Hemoptysis - Symptom Evaluation
Hemoptysis is classified as:
Massive hemoptysis, where the patient coughs up more than 200ml of blood per day
Non-massive hemoptysis, where the patient coughs up 200-600 ml of blood per day
The respiratory tract receives blood supply from two sources – the lungs receive blood under lower pressure through pulmonary arteries, and the bronchi receive blood under normal pressure through the bronchial arteries. Thus, bleeding from the bronchial arteries results in massive bleeding, whereas bleeding from the lung circulation often tend to be lesser in amount.
Hemoptysis should be differentiated from bleeding that originates from the nose and throat, and hematemesis (vomiting of blood from the upper digestive tract). The presence of associated symptoms like chronic cough, blood streaked sputum, change in the type of cough, fatigue, chest pain, breathlessness and wheezing make it more likely that the patient is suffering from hemoptysis.
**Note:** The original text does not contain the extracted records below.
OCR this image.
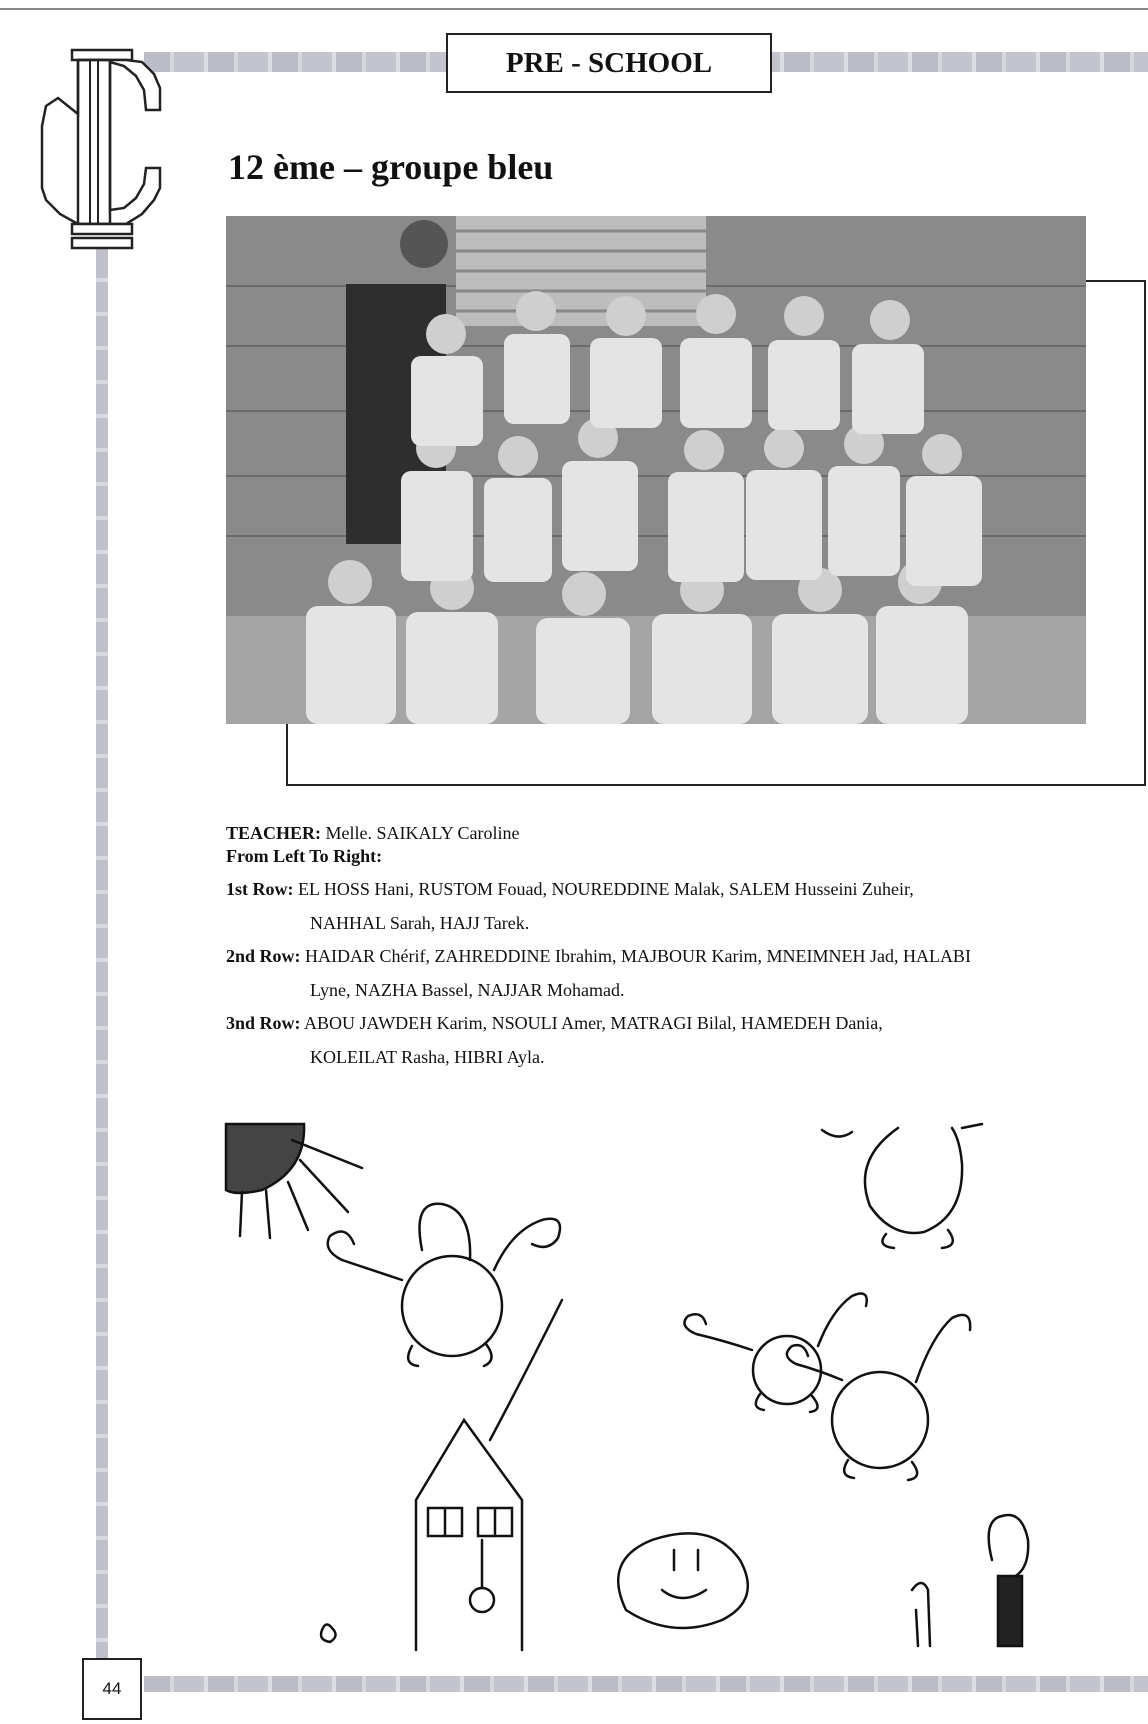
PRE - SCHOOL
12 ème – groupe bleu

TEACHER: Melle. SAIKALY Caroline

From Left To Right:

1st Row: EL HOSS Hani, RUSTOM Fouad, NOUREDDINE Malak, SALEM Husseini Zuheir,
NAHHAL Sarah, HAJJ Tarek.

2nd Row: HAIDAR Chérif, ZAHREDDINE Ibrahim, MAJBOUR Karim, MNEIMNEH Jad, HALABI
Lyne, NAZHA Bassel, NAJJAR Mohamad.

3nd Row: ABOU JAWDEH Karim, NSOULI Amer, MATRAGI Bilal, HAMEDEH Dania,
KOLEILAT Rasha, HIBRI Ayla.

44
In some cases, the exact cause of hemoptysis cannot be detected. In others, the cause is diagnosed through the symptoms of the patient with the help of several tests. Various conditions that may cause hemoptysis are listed below:
Infection: Infections of the respiratory tract that could result in hemoptysis include:
Bronchitis and pneumonia: Infection of the bronchi in the form of bronchitis and lungs in the form of pneumonia can result in rupture of superficial blood vessels and hemoptysis. The infection may be caused by bacteria like Staphylococcus aureus, Pseudomonas aeruginosa or fungi like Aspergillus. Bronchitis is associated with a chronic cough, whereas a patient with pneumonia may suffer from additional symptoms like fever and breathlessness.
Lung abscess: Bacterial infection of the lung could also result in abscess formation. The patient has high fever and difficulty with breathing.
Tuberculosis: Tuberculosis is a common lung infection associated with blood-tinged sputum. The patient reports symptoms of weight loss, low-grade fever, cough, and breathlessness. In the later stages, the patient may suffer from massive hemoptysis.
These conditions are diagnosed through examination of the patient and chest x-ray.
Bronchiectasis: Bronchiectasis is a condition where parts of the bronchi are excessively enlarged. This results in accumulation of mucus in the bronchi and symptoms of cough with mucus production and repeated infections. The sputum may be purulent with streaks of blood. The condition is diagnosed through CT scan or bronchoscopy.
Pulmonary infarction: Pulmonary infarction is a condition where the blood supply to a part of the lungs is suddenly blocked by a clot. The patient has breathlessness of sudden onset, chest pain, and frothy pink sputum. The condition should be treated as a medical emergency.
Cancer: Lung cancer is one of the major causes of hemoptysis. Bleeding from the cancer occurs when tumor invades blood vessels. The patient also shows the presence of symptoms like weight loss, fever, cough, chest pain, and breathlessness, and often reports a history of prolonged smoking.
Autoimmune Diseases: Autoimmune diseases like Goodpasture's syndrome, systemic lupus erythematosus, ANCA-associated vasculitis, and Wegener's granulomatosis cause hemoptysis. The autoimmune diseases damage the capillaries in the lungs, which can result in hemoptysis. Other symptoms associated with autoimmune diseases include fatigue, weight loss, swelling of feet, chronic bloody nasal discharge and joint pain. Blood tests are used to detect the antibodies and diagnose the autoimmune conditions.
Trauma: Injury to the respiratory tract due to motor vehicle accidents or surgical procedures like lung biopsy can result in hemoptysis. The presence of a foreign body in the respiratory tract should be suspected in a child with hemoptysis.
Cardiac Causes: Conditions affecting the heart like mitral stenosis and heart failure could result in excess blood pressure in the lungs, resulting in hemoptysis. The patient may have symptoms like swelling of feet and breathlessness especially while lying down.
Medications: Medications like heparin thin the blood and prevent clotting, and may result in hemoptysis. Drugs that break clots like streptokinase, which are used in conditions like heart attack, may also result in hemoptysis in some cases.
Frequently Asked Questions (FAQs)
1. Which doctor should I visit in case I suffer from hemoptysis?
You should visit a Pulmonologist or lung specialist in case you suffer from hemoptysis.
2. Why should hemoptysis be promptly treated?
Hemoptysis results in sudden blood loss, which if massive could result in collapse. Hence massive hemoptysis should be treated as an emergency. Besides, even mild bleeding could signify the early stages of a disease condition like lung cancer. Therefore, any bleeding from the lungs should be evaluated as early as possible.